Page 3 of 3

Re: Herscu cycles and Segments

Posted: Sun May 24, 2009 2:21 pm
by bryonyvaughn
Shannon & Bob Nelson wrote:


Phosphorus loving cold fizzy sodas containing phosphoric acid.
In my own very Nat-mur mother's example, her salt cravings disappeared in her early 30s around the time she was on a year's course of cortisone treatments. In her mid 30s she stopped craving the sauna and then around 40 she lost her ability to sweat altogether. Without ameliorations from sweat, she became far more emotionally suppressed, rigid and brittle, and increasingly difficult to live with. It took another 15 years to be diagnosed with high blood pressure and diabetes and then five more for the allopathic meds to fail to control them.
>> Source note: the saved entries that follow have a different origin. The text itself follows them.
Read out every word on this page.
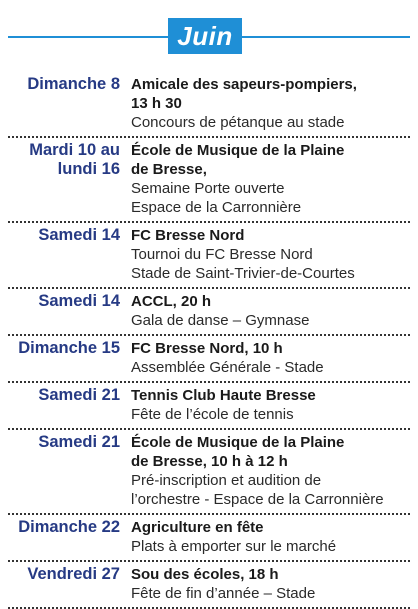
Juin
Dimanche 8 Amicale des sapeurs-pompiers,
13 h 30
Concours de pétanque au stade
Mardi 10 au
lundi 16
École de Musique de la Plaine
de Bresse,
Semaine Porte ouverte
Espace de la Carronnière
Samedi 14 FC Bresse Nord
Tournoi du FC Bresse Nord
Stade de Saint-Trivier-de-Courtes
Samedi 14 ACCL, 20 h
Gala de danse – Gymnase
Dimanche 15 FC Bresse Nord, 10 h
Assemblée Générale - Stade
Samedi 21 Tennis Club Haute Bresse
Fête de l’école de tennis
Samedi 21 École de Musique de la Plaine
de Bresse, 10 h à 12 h
Pré-inscription et audition de
l’orchestre - Espace de la Carronnière
Dimanche 22 Agriculture en fête
Plats à emporter sur le marché
Vendredi 27 Sou des écoles, 18 h
Fête de fin d’année – Stade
Re: Herscu cycles and Segments

Posted: Wed May 27, 2009 3:58 am
by Dale Moss
I've been watching this thread with some interest since I studied with Paul Herscu for three years. Yes, Rosemary, you can deduce a remedy's cycle from a careful study of materia medica -- the problem, however, is that as the remedies get smaller and more obscure, there's usually insufficient info for a full cycle, or it's unclear exactly how one segment feeds into another.
In practice, I've found the method very helpful in studying materia medica, but not adapted to my own approach in repping a case.
For example, the cycle of Nat-m., which Rosemary mentioned, is:

CYCLE: Feels vulnerable --> wants to close up--> too closed, too contained --> swelling --> discharge -->
Those are the bare bones. You have to fill in the details and flesh out the segments, otherwise Nat-m. ends up looking like any other remedy that has swelling and discharge in it.
It's fun and enlightening to study remedies this way, though I suspect my cycles for many smaller remedies are "works in progress" that await clinical confirmation.
Peace,

Dale

Re: Herscu cycles and Segments

Posted: Wed May 27, 2009 4:28 am
by Ellen Madono
Dear Dale,

I take it you did not feel that Herscu was giving you textbook cycles,
rather he was teaching you how to see them. Did you ever just look at
the MM and construct cycles from it the way Rosemary did? Or was it
much closer to clinical evidence and cases?

In the Nat-m cycle that you just presented, you would not be able to
see swollen meningitis around the brain accounting for the headaches
but you might easily assume it with all the other swelling symptoms in
the remedy. Then drying symptoms and nerve sensitivities might be
seen as discharge. How did you decide that swelling was the defining
symptom other that salt balance in the cell regulates swelling of the
cell?

Rosemary's example was taken from what I think of stages of
progressive illness in a remedy. We usually talk to a px at one of
these stages and maybe there are hints of previous stages. These
stages are not necessarily cycles that repeat themselves, although
they could be. Do you have some approximate time frame for cycles?

Best,
Ellen

Re: Herscu cycles and Segments

Posted: Thu May 28, 2009 2:20 am
by Dale Moss
Hi, Ellen
The cycle for Nat-m. was Paul's, not mine. I've developed my own for smaller remedies that he did not cover in the three years. And I use whatever information is available, whether clinical, provings, or older MM.
Paul's thesis is that each segment is a skewed response, an over-straining of the body/mind in its efforts to restore balance. That means that you would see more severe "stages" in each segment. The cycle would repeat, but the symptoms would be graver.
So far as I know, no one has attempted to parse out a time frame for the cycles. I'm not sure that it's do-able. I could see that, depending on the remedy, some cycles would have longer intervals between segments, whereas others would have shorter. It's also possible that there's a kind of centripetal force at work where as the cycle grows more intense in symptomatology, the interval between segments shortens.
Peace,
Dale

Re: Herscu cycles and Segments

Posted: Thu May 28, 2009 1:52 pm
by Ellen Madono
Thanks Dale. That was really interesting.